Preparing for the unexpected


An emergency fund should be an essential component of every person’s financial plan. Unexpected tragedies can catch us by surprise, and an emergency fund can oftentimes be the difference between having a much-needed peace of mind and security or struggling to recover.

As the name suggests, an emergency fund is a separate account to be used only in the case of true emergencies such as medical bills or car and home repairs. While there isn’t a fixed amount to how much you should keep in your emergency fund but having between three to six months’ worth of your income is a good goal to have especially if you keep the most costly emergency, unemployment, in mind.

Steps in building an emergency fund

Set your initial target low

It can take some time to save even a single month’s worth of expenses and setting a target that’s too high and may demotivate you along the way. You could start with a target of saving $500. Depending on your income, you can achieve this in 3 to 4 months without it affecting your lifestyle in a big way.

Set a monthly goal

Now that you’ve set a goal, break up that goal into smaller and feasible monthly deposits. This way, you not only get into the habit of saving, but it makes the task a lot less intimidating.

Separate accounts

Remember that you should use a separate account from your emergency fund so that you’re unlikely to get tempted to spend that money. It’s important to leave the emergency fund alone until you really need it.

Make it automatic

You’ve already done the math and know how much you can afford to put in your emergency fund monthly, now make this task easier by having this amount automatically transferred from your checking account to your savings account. Another option is to have your bank automatically deposit a fixed amount into your savings account every time your salary rolls around.

Trim your expenses

Just because you spend $2000 a month, it doesn’t mean that it would take that much to survive. You’ll find that your critical expenses are much lower than your current spending if you take entertainment and dining out into account.

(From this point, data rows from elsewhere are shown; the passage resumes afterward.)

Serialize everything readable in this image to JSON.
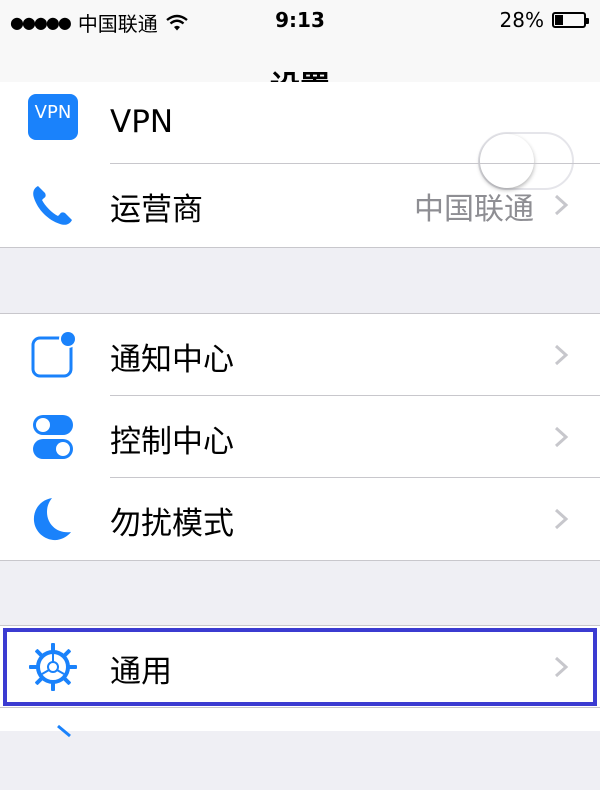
{
  "status_bar": {
    "signal": "●●●●●",
    "carrier": "中国联通",
    "time": "9:13",
    "battery": "28%",
    "battery_level": 0.28
  },
  "nav": {
    "title": "设置"
  },
  "rows": {
    "vpn": {
      "label": "VPN",
      "icon_text": "VPN",
      "toggle_on": false
    },
    "carrier": {
      "label": "运营商",
      "value": "中国联通"
    },
    "notifications": {
      "label": "通知中心"
    },
    "control_center": {
      "label": "控制中心"
    },
    "do_not_disturb": {
      "label": "勿扰模式"
    },
    "general": {
      "label": "通用"
    }
  },
  "icons": {
    "vpn": "vpn-icon",
    "carrier": "phone-icon",
    "notifications": "notification-icon",
    "control_center": "toggle-switches-icon",
    "do_not_disturb": "moon-icon",
    "general": "gear-icon",
    "chevron": "chevron-right-icon",
    "wifi": "wifi-icon",
    "battery": "battery-icon"
  },
  "colors": {
    "accent": "#1a82fb",
    "highlight": "#3b3bd1",
    "secondary_text": "#8e8e93",
    "background": "#efeff4"
  }
}
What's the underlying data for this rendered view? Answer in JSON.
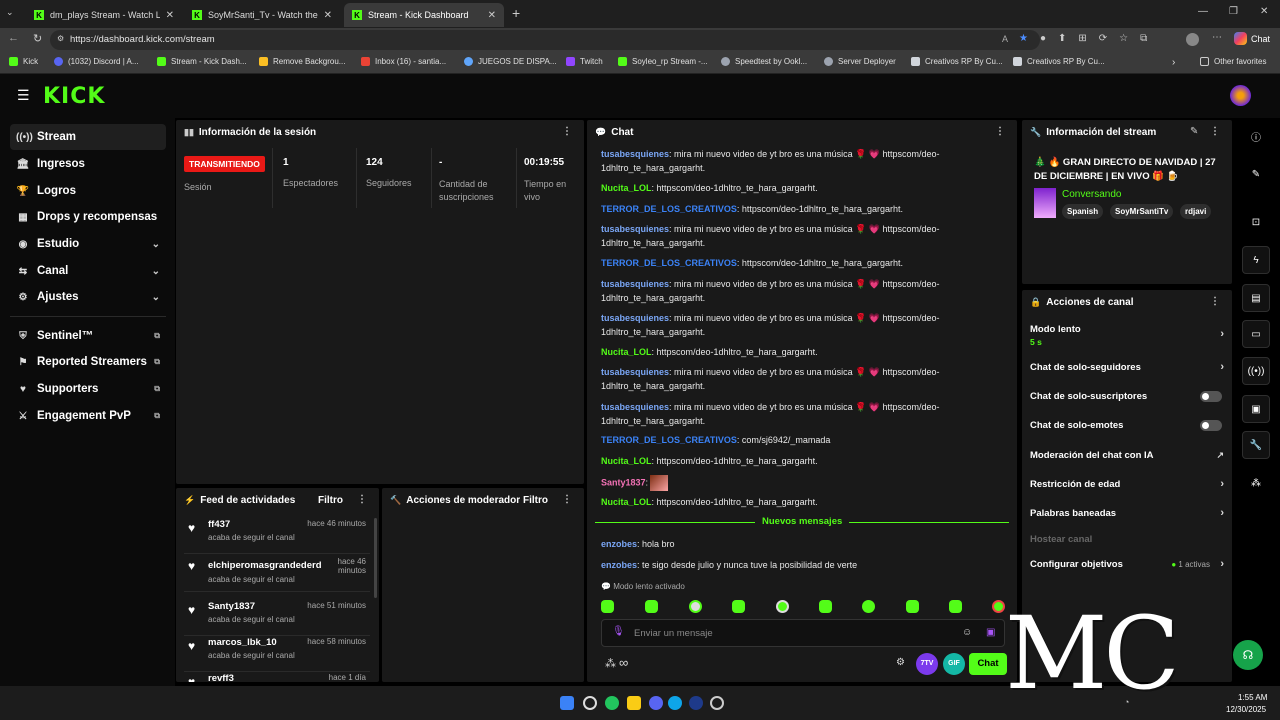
{
  "browser": {
    "tabs": [
      {
        "title": "dm_plays Stream - Watch Live on Kick"
      },
      {
        "title": "SoyMrSanti_Tv - Watch the VOD on Kick"
      },
      {
        "title": "Stream - Kick Dashboard"
      }
    ],
    "url": "https://dashboard.kick.com/stream",
    "copilot_label": "Chat",
    "bookmarks": [
      "Kick",
      "(1032) Discord | A...",
      "Stream - Kick Dash...",
      "Remove Backgrou...",
      "Inbox (16) - santia...",
      "JUEGOS DE DISPA...",
      "Twitch",
      "Soyleo_rp Stream -...",
      "Speedtest by Ookl...",
      "Server Deployer",
      "Creativos RP By Cu...",
      "Creativos RP By Cu..."
    ],
    "other_favorites": "Other favorites"
  },
  "app": {
    "logo": "KICK"
  },
  "sidebar": {
    "items": [
      {
        "label": "Stream",
        "icon": "broadcast-icon"
      },
      {
        "label": "Ingresos",
        "icon": "bank-icon"
      },
      {
        "label": "Logros",
        "icon": "trophy-icon"
      },
      {
        "label": "Drops y recompensas",
        "icon": "drops-icon"
      },
      {
        "label": "Estudio",
        "icon": "studio-icon"
      },
      {
        "label": "Canal",
        "icon": "channel-icon"
      },
      {
        "label": "Ajustes",
        "icon": "gear-icon"
      },
      {
        "label": "Sentinel™",
        "icon": "shield-icon"
      },
      {
        "label": "Reported Streamers",
        "icon": "flag-icon"
      },
      {
        "label": "Supporters",
        "icon": "heart-icon"
      },
      {
        "label": "Engagement PvP",
        "icon": "swords-icon"
      }
    ]
  },
  "session": {
    "title": "Información de la sesión",
    "status": "TRANSMITIENDO",
    "status_label": "Sesión",
    "stats": [
      {
        "value": "1",
        "label": "Espectadores"
      },
      {
        "value": "124",
        "label": "Seguidores"
      },
      {
        "value": "-",
        "label": "Cantidad de suscripciones"
      },
      {
        "value": "00:19:55",
        "label": "Tiempo en vivo"
      }
    ]
  },
  "feed": {
    "title": "Feed de actividades",
    "filter": "Filtro",
    "items": [
      {
        "name": "ff437",
        "status": "acaba de seguir el canal",
        "time": "hace 46 minutos"
      },
      {
        "name": "elchiperomasgrandederd",
        "status": "acaba de seguir el canal",
        "time": "hace 46 minutos"
      },
      {
        "name": "Santy1837",
        "status": "acaba de seguir el canal",
        "time": "hace 51 minutos"
      },
      {
        "name": "marcos_lbk_10",
        "status": "acaba de seguir el canal",
        "time": "hace 58 minutos"
      },
      {
        "name": "revff3",
        "status": "",
        "time": "hace 1 día"
      }
    ]
  },
  "mod": {
    "title": "Acciones de moderador",
    "filter": "Filtro"
  },
  "chat": {
    "title": "Chat",
    "messages": [
      {
        "user": "tusabesquienes",
        "text": ": mira mi nuevo video de yt bro es una música 🌹 💗 httpscom/deo-1dhltro_te_hara_gargarht.",
        "cls": "u1"
      },
      {
        "user": "Nucita_LOL",
        "text": ": httpscom/deo-1dhltro_te_hara_gargarht.",
        "cls": "u2"
      },
      {
        "user": "TERROR_DE_LOS_CREATIVOS",
        "text": ": httpscom/deo-1dhltro_te_hara_gargarht.",
        "cls": "u3"
      },
      {
        "user": "tusabesquienes",
        "text": ": mira mi nuevo video de yt bro es una música 🌹 💗 httpscom/deo-1dhltro_te_hara_gargarht.",
        "cls": "u1"
      },
      {
        "user": "TERROR_DE_LOS_CREATIVOS",
        "text": ": httpscom/deo-1dhltro_te_hara_gargarht.",
        "cls": "u3"
      },
      {
        "user": "tusabesquienes",
        "text": ": mira mi nuevo video de yt bro es una música 🌹 💗 httpscom/deo-1dhltro_te_hara_gargarht.",
        "cls": "u1"
      },
      {
        "user": "tusabesquienes",
        "text": ": mira mi nuevo video de yt bro es una música 🌹 💗 httpscom/deo-1dhltro_te_hara_gargarht.",
        "cls": "u1"
      },
      {
        "user": "Nucita_LOL",
        "text": ": httpscom/deo-1dhltro_te_hara_gargarht.",
        "cls": "u2"
      },
      {
        "user": "tusabesquienes",
        "text": ": mira mi nuevo video de yt bro es una música 🌹 💗 httpscom/deo-1dhltro_te_hara_gargarht.",
        "cls": "u1"
      },
      {
        "user": "tusabesquienes",
        "text": ": mira mi nuevo video de yt bro es una música 🌹 💗 httpscom/deo-1dhltro_te_hara_gargarht.",
        "cls": "u1"
      },
      {
        "user": "TERROR_DE_LOS_CREATIVOS",
        "text": ": com/sj6942/_mamada",
        "cls": "u3"
      },
      {
        "user": "Nucita_LOL",
        "text": ": httpscom/deo-1dhltro_te_hara_gargarht.",
        "cls": "u2"
      },
      {
        "user": "Santy1837",
        "text": ":",
        "cls": "u4"
      },
      {
        "user": "Nucita_LOL",
        "text": ": httpscom/deo-1dhltro_te_hara_gargarht.",
        "cls": "u2"
      }
    ],
    "new_messages": "Nuevos mensajes",
    "new": [
      {
        "user": "enzobes",
        "text": ": hola bro"
      },
      {
        "user": "enzobes",
        "text": ": te sigo desde julio y nunca tuve la posibilidad de verte"
      }
    ],
    "slow_mode_notice": "Modo lento activado",
    "input_placeholder": "Enviar un mensaje",
    "btn_7tv": "7TV",
    "btn_gif": "GIF",
    "send": "Chat"
  },
  "stream_info": {
    "title": "Información del stream",
    "stream_title": "🎄 🔥 GRAN DIRECTO DE NAVIDAD | 27 DE DICIEMBRE | EN VIVO 🎁 🍺",
    "category": "Conversando",
    "tags": [
      "Spanish",
      "SoyMrSantiTv",
      "rdjavi"
    ]
  },
  "channel_actions": {
    "title": "Acciones de canal",
    "items": [
      {
        "label": "Modo lento",
        "sub": "5 s",
        "ctrl": "chevron"
      },
      {
        "label": "Chat de solo-seguidores",
        "ctrl": "chevron"
      },
      {
        "label": "Chat de solo-suscriptores",
        "ctrl": "toggle"
      },
      {
        "label": "Chat de solo-emotes",
        "ctrl": "toggle"
      },
      {
        "label": "Moderación del chat con IA",
        "ctrl": "external"
      },
      {
        "label": "Restricción de edad",
        "ctrl": "chevron"
      },
      {
        "label": "Palabras baneadas",
        "ctrl": "chevron"
      },
      {
        "label": "Hostear canal",
        "ctrl": "none"
      },
      {
        "label": "Configurar objetivos",
        "badge": "1 activas",
        "ctrl": "chevron"
      }
    ]
  },
  "overlay": {
    "watermark": "MC"
  },
  "taskbar": {
    "time": "1:55 AM",
    "date": "12/30/2025"
  },
  "colors": {
    "accent": "#53fc18",
    "live": "#e91916"
  }
}
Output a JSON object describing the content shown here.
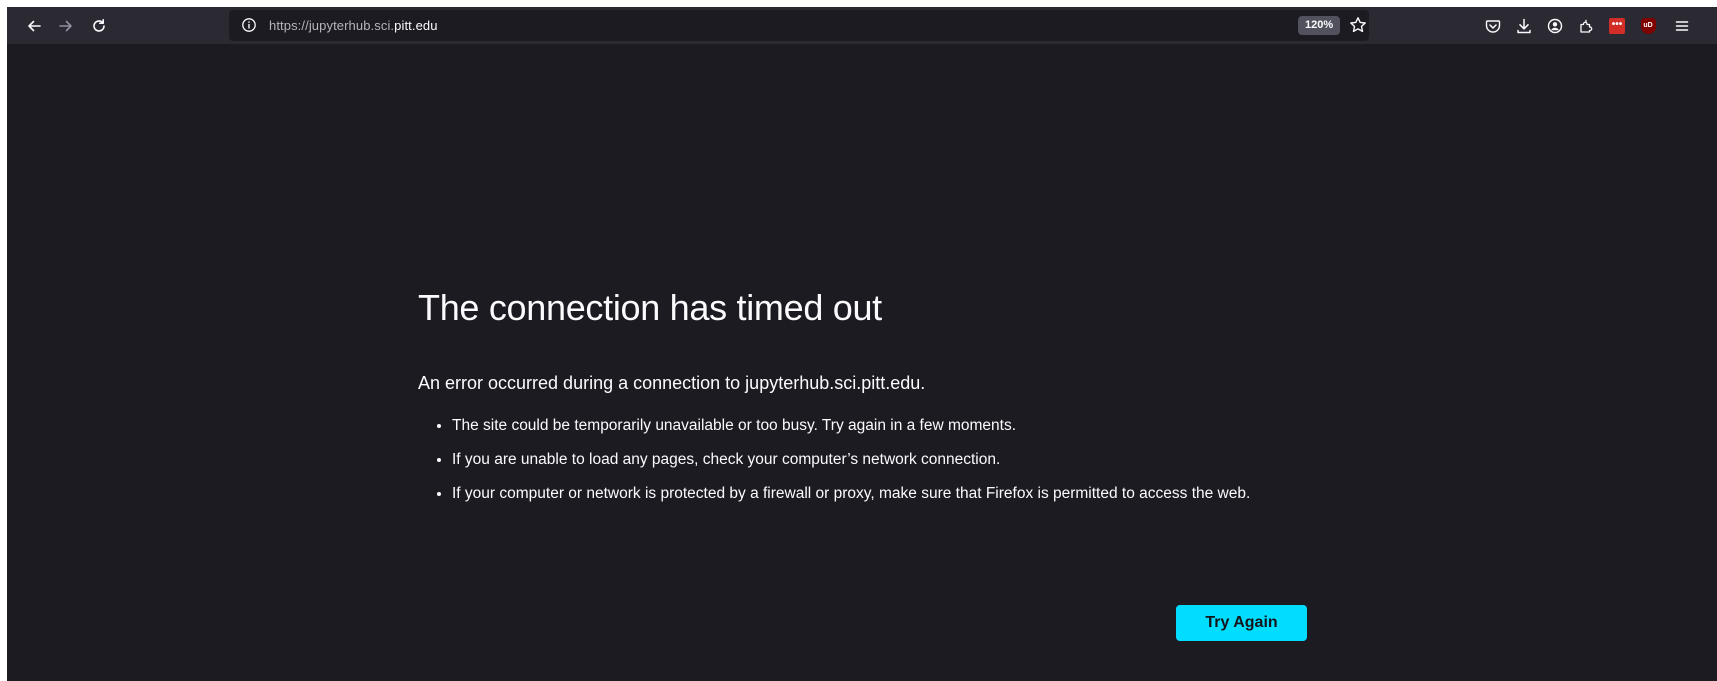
{
  "toolbar": {
    "back_icon": "arrow-left-icon",
    "forward_icon": "arrow-right-icon",
    "reload_icon": "reload-icon",
    "url_prefix": "https://jupyterhub.sci.",
    "url_domain": "pitt.edu",
    "zoom_level": "120%",
    "right_icons": [
      "pocket-icon",
      "download-icon",
      "account-icon",
      "extensions-icon",
      "lastpass-icon",
      "ublock-icon",
      "menu-icon"
    ],
    "lastpass_label": "•••",
    "ublock_label": "uD"
  },
  "error_page": {
    "title": "The connection has timed out",
    "subtitle": "An error occurred during a connection to jupyterhub.sci.pitt.edu.",
    "bullets": [
      "The site could be temporarily unavailable or too busy. Try again in a few moments.",
      "If you are unable to load any pages, check your computer’s network connection.",
      "If your computer or network is protected by a firewall or proxy, make sure that Firefox is permitted to access the web."
    ],
    "try_again_label": "Try Again"
  },
  "colors": {
    "page_bg": "#1c1b22",
    "toolbar_bg": "#2b2a33",
    "text": "#fbfbfe",
    "accent": "#00ddff",
    "lastpass_red": "#d32d27",
    "ublock_red": "#800000"
  }
}
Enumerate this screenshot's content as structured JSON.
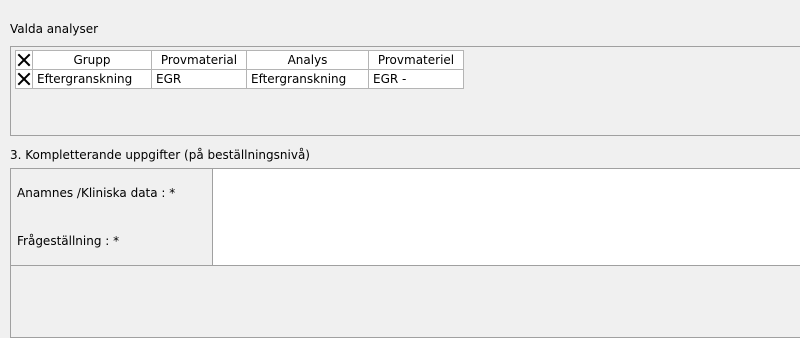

Chances are, you’re paying for multiple subscriptions like Netflix, Spotify and gym memberships. It’s time to cancel any subscriptions that you don’t use regularly and ones where you’re not getting your money’s worth.

If you don’t have an emergency fund, start building one today. Open a savings account and make your first deposit. Cut your expenses, save “found” money and prioritise saving to build your emergency fund as fast as possible.